Doctor of Philosophy (PhD)

Document Type

Doctoral Dissertation

College

Arts and Sciences

Department

Psychology

First Advisor

Dr. Suzanne C. Segerstrom

Abstract

Motor neuron disease (MND) is a set of neuromuscular diseases that affect the upper and/or lower motor neurons, resulting in progressive disability. Amyotrophic lateral sclerosis (ALS) and Primary lateral sclerosis (PLS) are two forms of MND that both involve upper motor neuron degeneration, which can also accompany extra-motor changes in cognitive, behavioral, and/or emotional functioning for some individuals. Characterization of the cognitive profile of MND is still evolving, with growing interest in cognitive subtypes. The development of cognitive screens targeted to the MND cognitive profile aim to provide efficient and accurate brief assessments. However, empirical evaluation of tailored MND cognitive screens is needed for cross-validation independent of tests’ original developers. The present study addresses the cognitive profile of MND and the utility of brief cognitive screens with a focus on impairments in the language domain. The two primary aims include: (1) comprehensive assessment and characterization of language dysfunction in MND, and (2) empirical evaluation of brief cognitive screens with regard to detecting language impairments.

Forty-one patients with MND (ALS n = 36; PLS n = 5) were administered a comprehensive language battery to classify cognitive impairment (MND/ALSci; Strong et al., 2017) in the language domain and/or verbal fluency.
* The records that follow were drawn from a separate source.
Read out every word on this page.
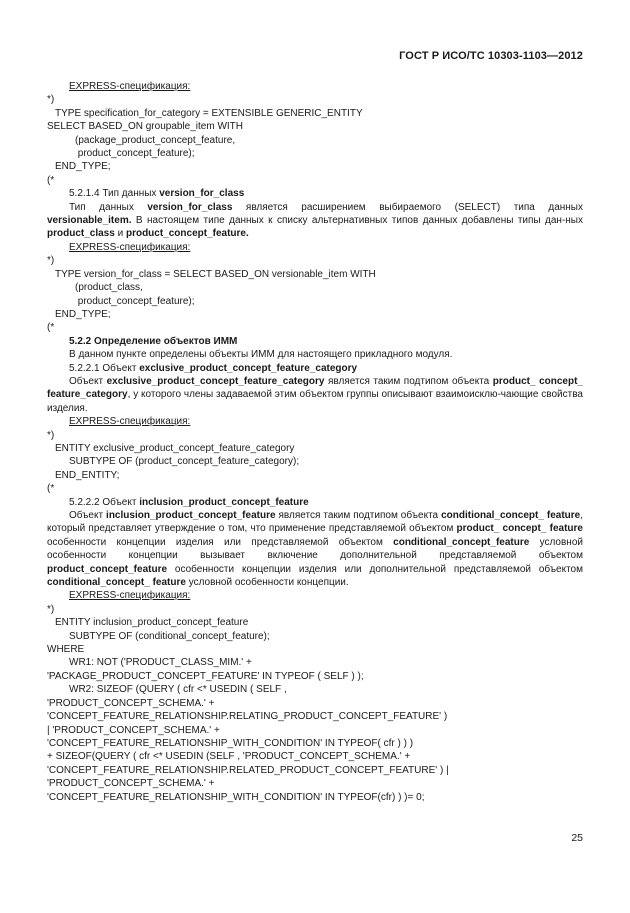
ГОСТ Р ИСО/ТС 10303-1103—2012
EXPRESS-спецификация:
*)
TYPE specification_for_category = EXTENSIBLE GENERIC_ENTITY
SELECT BASED_ON groupable_item WITH
(package_product_concept_feature,
product_concept_feature);
END_TYPE;
(*
5.2.1.4 Тип данных version_for_class
Тип данных version_for_class является расширением выбираемого (SELECT) типа данных versionable_item. В настоящем типе данных к списку альтернативных типов данных добавлены типы дан-ных product_class и product_concept_feature.
EXPRESS-спецификация:
*)
TYPE version_for_class = SELECT BASED_ON versionable_item WITH
(product_class,
product_concept_feature);
END_TYPE;
(*
5.2.2 Определение объектов ИММ
В данном пункте определены объекты ИММ для настоящего прикладного модуля.
5.2.2.1 Объект exclusive_product_concept_feature_category
Объект exclusive_product_concept_feature_category является таким подтипом объекта product_ concept_ feature_category, у которого члены задаваемой этим объектом группы описывают взаимоисклю-чающие свойства изделия.
EXPRESS-спецификация:
*)
ENTITY exclusive_product_concept_feature_category
SUBTYPE OF (product_concept_feature_category);
END_ENTITY;
(*
5.2.2.2 Объект inclusion_product_concept_feature
Объект inclusion_product_concept_feature является таким подтипом объекта conditional_concept_ feature, который представляет утверждение о том, что применение представляемой объектом product_ concept_ feature особенности концепции изделия или представляемой объектом conditional_concept_feature условной особенности концепции вызывает включение дополнительной представляемой объектом product_concept_feature особенности концепции изделия или дополнительной представляемой объектом conditional_concept_ feature условной особенности концепции.
EXPRESS-спецификация:
*)
ENTITY inclusion_product_concept_feature
SUBTYPE OF (conditional_concept_feature);
WHERE
WR1: NOT ('PRODUCT_CLASS_MIM.' +
'PACKAGE_PRODUCT_CONCEPT_FEATURE' IN TYPEOF ( SELF ) );
WR2: SIZEOF (QUERY ( cfr <* USEDIN ( SELF ,
'PRODUCT_CONCEPT_SCHEMA.' +
'CONCEPT_FEATURE_RELATIONSHIP.RELATING_PRODUCT_CONCEPT_FEATURE' )
| 'PRODUCT_CONCEPT_SCHEMA.' +
'CONCEPT_FEATURE_RELATIONSHIP_WITH_CONDITION' IN TYPEOF( cfr ) ) )
+ SIZEOF(QUERY ( cfr <* USEDIN (SELF , 'PRODUCT_CONCEPT_SCHEMA.' +
'CONCEPT_FEATURE_RELATIONSHIP.RELATED_PRODUCT_CONCEPT_FEATURE' ) |
'PRODUCT_CONCEPT_SCHEMA.' +
'CONCEPT_FEATURE_RELATIONSHIP_WITH_CONDITION' IN TYPEOF(cfr) ) )= 0;
25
Patients also completed two tailored cognitive screens [ALS Cognitive Behavioral Screen (ALS-CBS), Edinburgh Cognitive and Behavioral ALS Screen (ECAS)] and one general screen (Montreal Cognitive Assessment; MoCA).
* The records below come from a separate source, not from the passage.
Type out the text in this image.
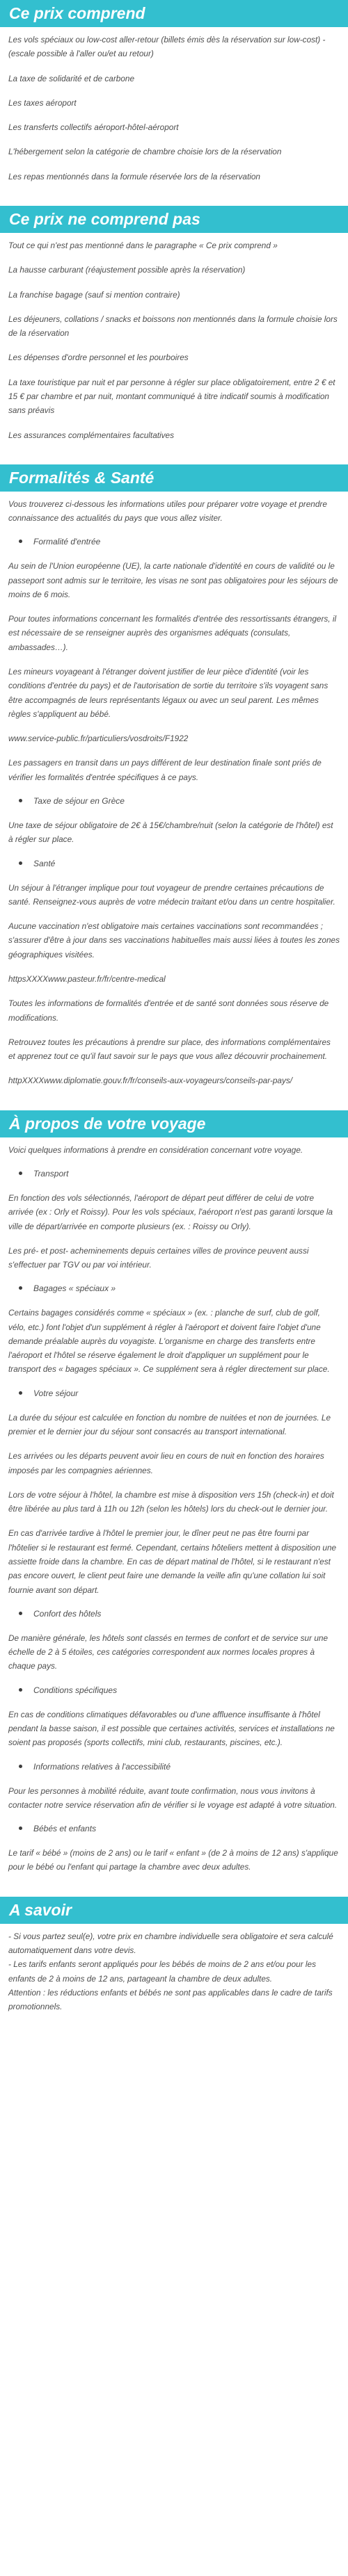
Ce prix comprend

Les vols spéciaux ou low-cost aller-retour (billets émis dès la réservation sur low-cost) - (escale possible à l'aller ou/et au retour)

La taxe de solidarité et de carbone

Les taxes aéroport

Les transferts collectifs aéroport-hôtel-aéroport

L'hébergement selon la catégorie de chambre choisie lors de la réservation

Les repas mentionnés dans la formule réservée lors de la réservation

Ce prix ne comprend pas

Tout ce qui n'est pas mentionné dans le paragraphe « Ce prix comprend »

La hausse carburant (réajustement possible après la réservation)

La franchise bagage (sauf si mention contraire)

Les déjeuners, collations / snacks et boissons non mentionnés dans la formule choisie lors de la réservation

Les dépenses d'ordre personnel et les pourboires

La taxe touristique par nuit et par personne à régler sur place obligatoirement, entre 2 € et 15 € par chambre et par nuit, montant communiqué à titre indicatif soumis à modification sans préavis

Les assurances complémentaires facultatives

Formalités & Santé

Vous trouverez ci-dessous les informations utiles pour préparer votre voyage et prendre connaissance des actualités du pays que vous allez visiter.

Formalité d'entrée

Au sein de l'Union européenne (UE), la carte nationale d'identité en cours de validité ou le passeport sont admis sur le territoire, les visas ne sont pas obligatoires pour les séjours de moins de 6 mois.

Pour toutes informations concernant les formalités d'entrée des ressortissants étrangers, il est nécessaire de se renseigner auprès des organismes adéquats (consulats, ambassades…).

Les mineurs voyageant à l'étranger doivent justifier de leur pièce d'identité (voir les conditions d'entrée du pays) et de l'autorisation de sortie du territoire s'ils voyagent sans être accompagnés de leurs représentants légaux ou avec un seul parent. Les mêmes règles s'appliquent au bébé.

www.service-public.fr/particuliers/vosdroits/F1922

Les passagers en transit dans un pays différent de leur destination finale sont priés de vérifier les formalités d'entrée spécifiques à ce pays.

Taxe de séjour en Grèce

Une taxe de séjour obligatoire de 2€ à 15€/chambre/nuit (selon la catégorie de l'hôtel) est à régler sur place.

Santé

Un séjour à l'étranger implique pour tout voyageur de prendre certaines précautions de santé. Renseignez-vous auprès de votre médecin traitant et/ou dans un centre hospitalier.

Aucune vaccination n'est obligatoire mais certaines vaccinations sont recommandées ; s'assurer d'être à jour dans ses vaccinations habituelles mais aussi liées à toutes les zones géographiques visitées.

httpsXXXXwww.pasteur.fr/fr/centre-medical

Toutes les informations de formalités d'entrée et de santé sont données sous réserve de modifications.

Retrouvez toutes les précautions à prendre sur place, des informations complémentaires et apprenez tout ce qu'il faut savoir sur le pays que vous allez découvrir prochainement.

httpXXXXwww.diplomatie.gouv.fr/fr/conseils-aux-voyageurs/conseils-par-pays/

À propos de votre voyage

Voici quelques informations à prendre en considération concernant votre voyage.

Transport

En fonction des vols sélectionnés, l'aéroport de départ peut différer de celui de votre arrivée (ex : Orly et Roissy). Pour les vols spéciaux, l'aéroport n'est pas garanti lorsque la ville de départ/arrivée en comporte plusieurs (ex. : Roissy ou Orly).

Les pré- et post- acheminements depuis certaines villes de province peuvent aussi s'effectuer par TGV ou par voi intérieur.

Bagages « spéciaux »

Certains bagages considérés comme « spéciaux » (ex. : planche de surf, club de golf, vélo, etc.) font l'objet d'un supplément à régler à l'aéroport et doivent faire l'objet d'une demande préalable auprès du voyagiste. L'organisme en charge des transferts entre l'aéroport et l'hôtel se réserve également le droit d'appliquer un supplément pour le transport des « bagages spéciaux ». Ce supplément sera à régler directement sur place.

Votre séjour

La durée du séjour est calculée en fonction du nombre de nuitées et non de journées. Le premier et le dernier jour du séjour sont consacrés au transport international.

Les arrivées ou les départs peuvent avoir lieu en cours de nuit en fonction des horaires imposés par les compagnies aériennes.

Lors de votre séjour à l'hôtel, la chambre est mise à disposition vers 15h (check-in) et doit être libérée au plus tard à 11h ou 12h (selon les hôtels) lors du check-out le dernier jour.

En cas d'arrivée tardive à l'hôtel le premier jour, le dîner peut ne pas être fourni par l'hôtelier si le restaurant est fermé. Cependant, certains hôteliers mettent à disposition une assiette froide dans la chambre. En cas de départ matinal de l'hôtel, si le restaurant n'est pas encore ouvert, le client peut faire une demande la veille afin qu'une collation lui soit fournie avant son départ.

Confort des hôtels

De manière générale, les hôtels sont classés en termes de confort et de service sur une échelle de 2 à 5 étoiles, ces catégories correspondent aux normes locales propres à chaque pays.

Conditions spécifiques

En cas de conditions climatiques défavorables ou d'une affluence insuffisante à l'hôtel pendant la basse saison, il est possible que certaines activités, services et installations ne soient pas proposés (sports collectifs, mini club, restaurants, piscines, etc.).

Informations relatives à l'accessibilité

Pour les personnes à mobilité réduite, avant toute confirmation, nous vous invitons à contacter notre service réservation afin de vérifier si le voyage est adapté à votre situation.

Bébés et enfants

Le tarif « bébé » (moins de 2 ans) ou le tarif « enfant » (de 2 à moins de 12 ans) s'applique pour le bébé ou l'enfant qui partage la chambre avec deux adultes.

A savoir

- Si vous partez seul(e), votre prix en chambre individuelle sera obligatoire et sera calculé automatiquement dans votre devis.
- Les tarifs enfants seront appliqués pour les bébés de moins de 2 ans et/ou pour les enfants de 2 à moins de 12 ans, partageant la chambre de deux adultes.
Attention : les réductions enfants et bébés ne sont pas applicables dans le cadre de tarifs promotionnels.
The current preliminary results suggest language dysfunction in MND is characterized by prominent difficulties with word retrieval (confrontation naming) and/or syntax comprehension. However, evidence of reduced word production resembling nonfluent/agrammatic aphasia was not found. In total, 19.5% of the sample met criteria for MND/ALSci in the language domain (n = 8, all ALS); 22.0% met criteria for MND/ALSci in the verbal fluency domain (n = 9). Patients were classified into three subgroups, those with broad language impairments (ALSci-L n = 4, 9.8%), phonemic fluency impairments (MNDci-VF n = 5, 12.2%), or both impairments (ALSci-L+VF n = 4, 9.8%). Results also revealed existing challenges in accurately classifying patients with language dysfunction using brief cognitive screens. The ECAS Language subscore offered limited classification of broad language impairments in the present MND sample (sensitivity 50%, specificity 70%). Among the broader cognitive screens, sensitivities to language impairments were: ALS-CBS (100%), ECAS ALS-Specific Score (75%), and MoCA (71%). Convergent validity was demonstrated between outcomes on the ALS-CBS and ECAS ALS-Specific Score (rФ = .59). Discriminant validity was also demonstrated between outcomes on ALS-CBS compared to the MoCA (rФ = .11).

Future research is needed to assess whether language dysfunction reflects a distinct MND cognitive phenotype(s) and potential relationships with disease prognosis. Naming and syntax comprehension may be fruitful language screening targets for future research.